Выбрать главу

Бледный и с дрожащими губами стоял Вирата.

— Не ведал я того, что служу соблазном для других. Я думал, что жизнь моя замыкается мною.

— Где же твоя мудрость, мудрец, если ты не знаешь того, что знают даже дети: что все дела наши от Бога и что никому не уйти от этого и от закона вины. Ты возгордился, мня себя господином своих поступков и поучая других. Что было сладко тебе, стало моей горечью, а твоя жизнь — смертью этого ребенка.

Вирата задумался ненадолго, потом он поник головой.

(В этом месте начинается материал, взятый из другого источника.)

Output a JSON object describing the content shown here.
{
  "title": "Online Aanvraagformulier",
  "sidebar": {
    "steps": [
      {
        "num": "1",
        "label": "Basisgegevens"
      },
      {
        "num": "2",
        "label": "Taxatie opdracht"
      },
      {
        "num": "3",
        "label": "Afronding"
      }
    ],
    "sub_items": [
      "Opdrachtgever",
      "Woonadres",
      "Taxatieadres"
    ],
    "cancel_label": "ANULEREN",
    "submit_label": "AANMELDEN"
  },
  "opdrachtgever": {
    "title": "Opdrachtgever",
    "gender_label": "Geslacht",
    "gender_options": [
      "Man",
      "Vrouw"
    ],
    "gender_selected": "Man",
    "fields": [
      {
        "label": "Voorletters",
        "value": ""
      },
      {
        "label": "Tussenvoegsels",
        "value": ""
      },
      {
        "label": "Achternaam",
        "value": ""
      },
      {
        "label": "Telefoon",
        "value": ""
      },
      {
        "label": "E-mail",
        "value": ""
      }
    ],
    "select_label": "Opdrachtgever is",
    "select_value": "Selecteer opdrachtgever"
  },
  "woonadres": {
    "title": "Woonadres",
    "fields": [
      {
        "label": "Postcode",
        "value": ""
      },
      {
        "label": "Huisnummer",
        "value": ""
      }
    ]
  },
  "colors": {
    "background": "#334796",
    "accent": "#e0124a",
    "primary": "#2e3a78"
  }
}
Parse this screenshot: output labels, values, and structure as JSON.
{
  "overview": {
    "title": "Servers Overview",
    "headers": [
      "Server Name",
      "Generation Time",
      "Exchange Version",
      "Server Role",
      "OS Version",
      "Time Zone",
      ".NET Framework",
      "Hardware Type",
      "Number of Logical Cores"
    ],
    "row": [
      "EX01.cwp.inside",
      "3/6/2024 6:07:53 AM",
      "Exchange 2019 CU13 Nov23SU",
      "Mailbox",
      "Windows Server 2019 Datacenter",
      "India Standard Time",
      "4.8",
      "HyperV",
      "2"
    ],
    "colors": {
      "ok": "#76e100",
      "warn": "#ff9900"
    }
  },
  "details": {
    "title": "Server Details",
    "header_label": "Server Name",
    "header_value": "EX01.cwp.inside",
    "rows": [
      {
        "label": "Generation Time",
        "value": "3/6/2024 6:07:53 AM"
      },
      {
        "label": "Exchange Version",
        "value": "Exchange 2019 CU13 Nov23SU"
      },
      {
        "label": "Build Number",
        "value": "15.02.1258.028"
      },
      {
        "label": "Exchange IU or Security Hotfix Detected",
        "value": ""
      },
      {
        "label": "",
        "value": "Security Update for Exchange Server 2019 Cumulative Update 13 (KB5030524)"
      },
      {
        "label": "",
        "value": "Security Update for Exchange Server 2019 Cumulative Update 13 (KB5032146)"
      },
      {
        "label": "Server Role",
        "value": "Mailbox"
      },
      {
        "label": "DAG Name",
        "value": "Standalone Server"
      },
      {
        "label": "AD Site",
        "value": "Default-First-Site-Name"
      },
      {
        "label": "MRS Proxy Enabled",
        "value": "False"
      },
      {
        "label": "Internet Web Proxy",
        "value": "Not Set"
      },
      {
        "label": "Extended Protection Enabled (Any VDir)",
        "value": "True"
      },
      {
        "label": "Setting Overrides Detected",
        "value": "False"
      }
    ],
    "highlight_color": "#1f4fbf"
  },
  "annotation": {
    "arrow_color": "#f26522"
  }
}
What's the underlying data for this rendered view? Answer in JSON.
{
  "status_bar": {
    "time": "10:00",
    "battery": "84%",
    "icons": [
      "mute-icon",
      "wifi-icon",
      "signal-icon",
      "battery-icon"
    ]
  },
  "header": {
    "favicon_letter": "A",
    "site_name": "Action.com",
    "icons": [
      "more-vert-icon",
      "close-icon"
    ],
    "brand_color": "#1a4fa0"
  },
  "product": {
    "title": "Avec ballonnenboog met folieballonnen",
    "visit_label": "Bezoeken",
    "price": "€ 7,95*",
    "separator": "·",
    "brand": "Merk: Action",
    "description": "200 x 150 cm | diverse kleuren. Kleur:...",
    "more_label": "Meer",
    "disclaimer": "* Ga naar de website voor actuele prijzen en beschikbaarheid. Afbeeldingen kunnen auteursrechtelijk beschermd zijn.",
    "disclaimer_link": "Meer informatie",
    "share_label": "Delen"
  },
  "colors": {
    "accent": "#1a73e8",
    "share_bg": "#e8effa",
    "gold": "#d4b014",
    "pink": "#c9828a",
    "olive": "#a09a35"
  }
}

— Правду сказала ты, и я вижу, что всякая боль приносит больше познания истины, чем все размышления мудрецов. Все, что я знаю, я узнал от несчастных, и все, что я видел, я видел во взоре замученных, во взоре извечного брата. Не смиренным я был перед лицом Бога, а гордецом. Я познаю это через то страдание, которое сейчас терплю. Я виноват перед тобою и перед многими, о которых я не знаю. Ибо и бездействующий совершает поступки, делающие его виновным на земле, и одинокий живет во всех своих братьях. Прости же мне, женщина! Я вернусь из леса, дабы вернулся и Паратика и зачал новую жизнь в твоем лоне, взамен погибших.

Он низко склонился и прикоснулся губами к краю ее одежды. И тоща весь гнев оставил ее; пораженная, смотрела она вслед уходившему.

Еще одну ночь провел Вирата в своей хижине, смотрел на звезды, мягко сверкавшие в небесной глубине и гаснувшие с приближением утренней зари, еще раз созвал он птиц, кормил и ласкал их. Потом он взял посох и чашу, как тогда, когда много лет назад он пришел сюда, и направился обратно в город.

И лишь только разнеслась весть о том, что святой покинул свое одиночество и пребывает в стенах города, народ радостно устремился посмотреть на редкостного гостя. Лишь у некоторых шевелилось тайное опасение, что приход его от Бога может предвещать бедствия. Среди общего преклонения шел

Вирата и пытался приветствовать людей бодрой улыбкой, обычно игравшей на его губах. Но впервые не мог он улыбаться, его взор оставался строгим и уста замкнутыми.

Он достиг дворца. Час совета уже миновал, и царь был один. Вирата направился к нему, и тот встал, чтобы заключить его в свои объятия. Но Вирата простерся перед ним и прикоснулся к краю его одежды, в знак просьбы.

— Твоя просьба будет исполнена, — сказал царь, — прежде чем она станет словом на твоих устах. Великая честь выпала мне, что я имею власть послужить благочестивому и оказать помощь мудрому.

— Не зови меня мудрым, — ответил Вирата, — ибо путь мой не был правильным. Замкнулся мой круг, и я просителем стою опять у твоего порога, где некогда ц просил освободить меня от службы. Я хотел быть свободным от вины и избегал всякого действия, но и я запутался в сетях, которые боги расставили смертным.

— Не могу я поверить этому, — ответил царь. — Как мог ты причинить людям зло, ты, избегавший их? Как мог впасть в вину ты, живший в Боге?

— Не по умыслу совершал я зло. Я бежал вины, но стопы наши прикованы к земле, а поступки связаны законами богов. И бездействие есть поступок. И не мог я сокрыться от глаз извечного брата, которому всегда приносим мы добро или зло против нашей воли. Но семикратно виновен я, ибо я бежал перед Богом и отказывал жизни в служении. Бесполезным был я, ибо питал только свою жизнь и никому не служил. Ныне я вновь хочу служить.

— Чужда мне речь твоя, Вирата, я не понимаю тебя. Выскажи мне свое желание, дабы я мог исполнить его.